Il est relativement facile de mesurer le poids économique intrinsèque du secteur publicitaire, finalement réduit[10], mais en expansion, ainsi que le coût pour le consommateur des campagnes de promotion d’un produit, intégré au prix de vente[11].

Il est déjà plus difficile d’évaluer l’efficacité de la publicité, sa contribution à la demande globale comme son influence sur la répartition de la demande: stimule-t-elle la concurrence, ou bien, plus vraisemblablement, favorise-t-elle la concentration de la demande sur un petit nombre de marques ? Les publicitaires considèrent que la plupart des messages ne sont pas même perçus du public, qui élabore des stratégies d’évitement ou de résistance, encore moins mémorisés. La disposition des produits dans les linéaires est finalement bien plus déterminante dans l’achat, d’où le recours à la publicité sur le lieu de vente lui-même. On comprend alors le sens des efforts des « créatifs » au sein des agences de publicité. La nature du média utilisé est au moins aussi importante que le message car il s’agit de ne pas manquer la cible, l’acheteur potentiel ou le « prescripteur » (ses enfants, son conjoint, son médecin). Il faut aussi rencontrer ses intérêts, concocter un message transparent, concis, qui restera en mémoire grâce à l’originalité, ou la drôlerie, de la forme. La publicité est au service de la stratégie de marketing de l’entreprise: la communication est en effet l’un des quatre éléments d’action sur le marché, avec le produit lui-même, son prix, et la distribution. Il s’agit donc avant tout de faire connaître un nouveau produit et de le vendre; d’accroître la consommation d’un produit existant, de fidéliser la clientèle ou de débaucher celle de la concurrence, de diminuer le caractère saisonnier des ventes. Le message lui-même a moins pour objet d’informer sur la nature de la marchandise ou de l’entreprise que de séduire, d’amener le client potentiel, convenablement ciblé, à voir dans le produit et surtout dans la marque la promesse de la satisfaction d’un désir, ou d’un besoin; voire un élément de son identité propre. Ainsi la publicité doit se conformer aux attentes du consommateur, aux normes de la société, même quand elle fait mine de les bousculer.

 

Pascald DJADOU

 


[1]                                 Blaise Cendras, cité par Ousmane SY SAVANE, de la publicité en Côte d’Ivoire
[2]                                 Independant Group
[3]                                 Georges RETORD, cité par OUSMANE SY SAVANE « de la publicité en Côte d’Ivoire », P.35.
[4]                                 Opt.
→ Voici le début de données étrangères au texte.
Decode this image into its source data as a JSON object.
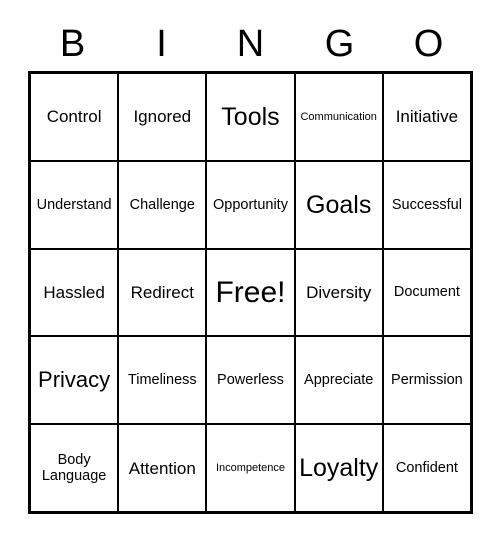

Cit, P. 34.
[5]                                 Op. cit, p. 44
[6]                                 Op. cit, p.45
[7]                                 Op. cit, p.45
[8]                                 Op. cit, p.52
[9]                                 Ivoir Dimanche, n°747 du 2 juin 1985, extrait de l’interview de Diegou Bailly.
[10]                              En 1990, il représentait 0,76% du P.I.B. français et employait 50 000 personnes

[11]              On sait aussi à quel point la survie des médias, surtout ceux de la presse écrite, dépend de la manne publicitaire. En 2000, année très faste, en raison en particulier du lancement de nouveaux produits technologiques, comme le téléphone mobile ou Internet, les investissements de communication réalisés dans le monde par les entreprises dans les cinq grands supports que sont la presse (en 1994, 48% des investissements publicitaires en France), la télévision (32%), l’affichage (12%), la radio (8%) et le cinéma (0,6% seulement) ont franchi la barre des 300 milliards de dollars. Ce type traditionnel de publicité représente désormais 1% du PIB mondial. De leur côté, la publicité directe et les opérations de promotion pèsent 120 milliards de dollars. Depuis trois ans, les entreprises de publicité sont prises dans un processus de mondialisation et de concentration. Un nouveau média est apparu, Internet, qui pèse déjà plus que le cinéma, mais 25 fois moins que la télévision: en 2000, 122 millions d’euros d’investissements publicitaires en France. L’année 2005 a cependant été marquée par une forte progression de ce secteur.